CHARLESTON, W.Va. — A former West Virginia Supreme Court justice does not want to see the backlash against renovation spending in High Court chambers, first reported on Charleston’s WCHS-TV, spawn permanent changes to judicial budgetary oversight.

“I think that the optics of this are very bad,” said Richard Neely, an attorney and former Supreme Court justice during an appearance on Friday’s MetroNews “Talkline.”

“What I’m concerned with is the integrity of the judicial system in the long run.”

At their start around 2009, the Supreme Court renovations were projected to cost $900,000. Since then, those costs have climbed to $3.7 million, records showed.

Among the high-priced furniture pieces is a $32,000 sectional sofa with $1,700 worth of throw pillows for Chief Justice Allen Loughry’s private chambers.

In all, chamber renovation totals for the five justices were as follows:

Justice Robin Davis $500,278
Chief Justice Allen Loughry $363,000
Justice Menis Ketchum $193,909
Justice Beth Walker $130,654
Justice Margaret Workman $111,035

Currently, the Legislature has no control over how the $142 million allocated annually for the West Virginia general revenue judicial budget is spent.

Since the WCHS-TV investigative report first aired, both Senate President Mitch Carmichael (R-Jackson, 04) and House Judiciary Committee Chair John Shott (R-Mercer, 27) have indicated steps would be taken in the 2018 Regular Legislative Session to address that.

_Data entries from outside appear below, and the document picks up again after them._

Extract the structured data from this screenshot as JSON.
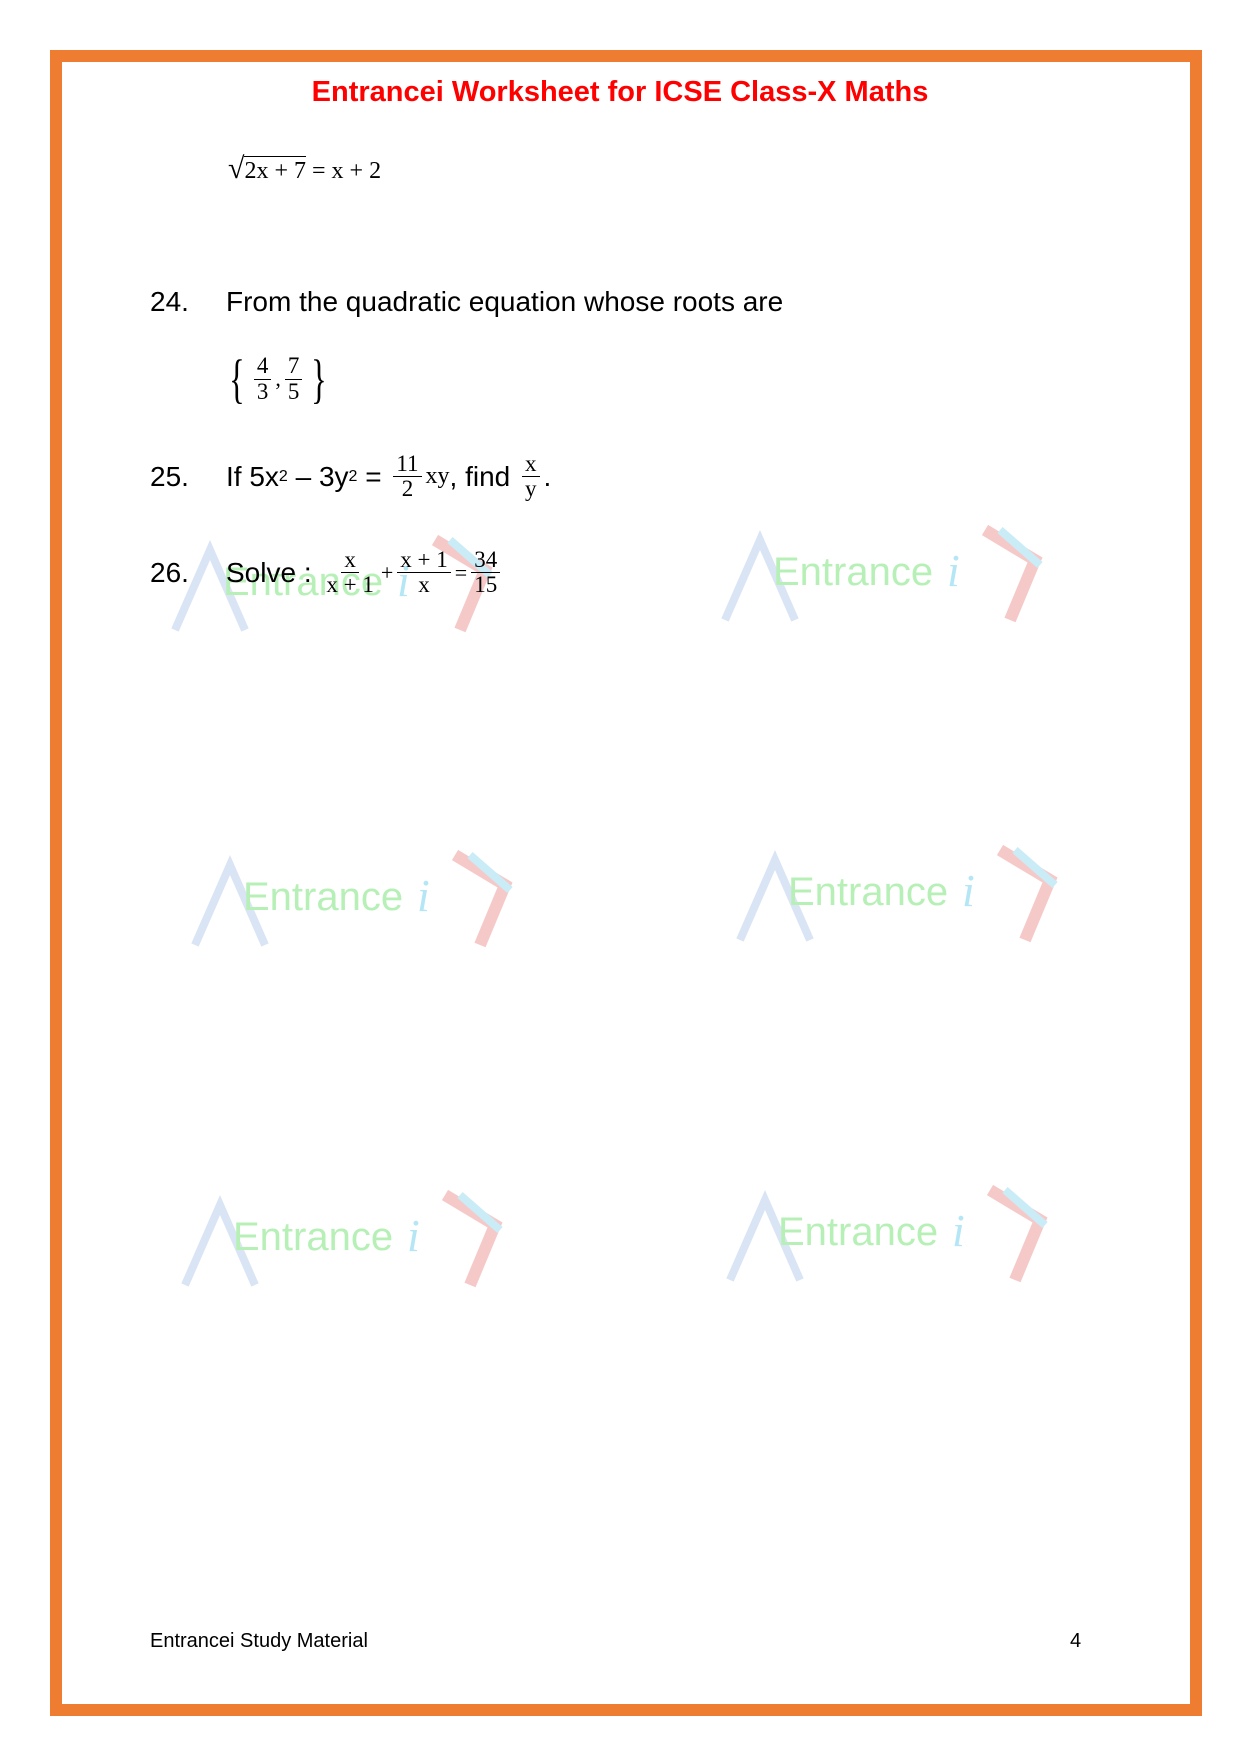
{
  "header": {
    "title": "Entrancei Worksheet for ICSE Class-X Maths"
  },
  "q23_tail": {
    "radicand": "2x + 7",
    "rhs": "= x + 2"
  },
  "q24": {
    "number": "24.",
    "text": "From the quadratic equation whose roots are",
    "roots": [
      {
        "num": "4",
        "den": "3"
      },
      {
        "num": "7",
        "den": "5"
      }
    ],
    "separator": ","
  },
  "q25": {
    "number": "25.",
    "prefix": "If  5x",
    "sup1": "2",
    "mid": " – 3y",
    "sup2": "2",
    "eq": " = ",
    "frac": {
      "num": "11",
      "den": "2"
    },
    "xy": "xy",
    "find": ", find ",
    "frac2": {
      "num": "x",
      "den": "y"
    },
    "end": "."
  },
  "q26": {
    "number": "26.",
    "text": "Solve : ",
    "f1": {
      "num": "x",
      "den": "x + 1"
    },
    "plus": "+",
    "f2": {
      "num": "x + 1",
      "den": "x"
    },
    "eq": "=",
    "f3": {
      "num": "34",
      "den": "15"
    }
  },
  "footer": {
    "left": "Entrancei Study Material",
    "page": "4"
  },
  "watermark": {
    "text": "Entrance",
    "i": "i"
  },
  "colors": {
    "border": "#ee7d31",
    "title": "#ff0000",
    "watermark_green": "#b7f0b7",
    "watermark_blue": "#b5e6f6"
  }
}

It’ll take a Constitutional Amendment to permit legislative oversight.

Like he did in 2016, Shott said on Thursday’s MetroNews “Talkline” he would sponsor a resolution in 2018 allowing for a statewide vote.

Hold up, said Neely.

“Nobody can condone that kind of spending on those kinds of things,” he said. “I’m not interested in being critical of the current court. What I am interested in doing is making sure that we don’t throw the baby out with the bathwater.”

The authors of West Virginia’s Constitution, Neely argued, kept the judiciary’s budget independent of legislative interference for a reason.

Changing that would affect the effectiveness of the courts, especially those that serve people on ground levels, Neely said, like magistrate courts and family courts.

“We are not talking about the budget of the Supreme Court — as a court. In other words, it’s not five people and their staffs. It is hundreds of people out there who are trying to get fire on the target,” Neely said.

Neely served on the West Virginia Supreme Court from 1973 to 1995 with multiple stints as chief justice.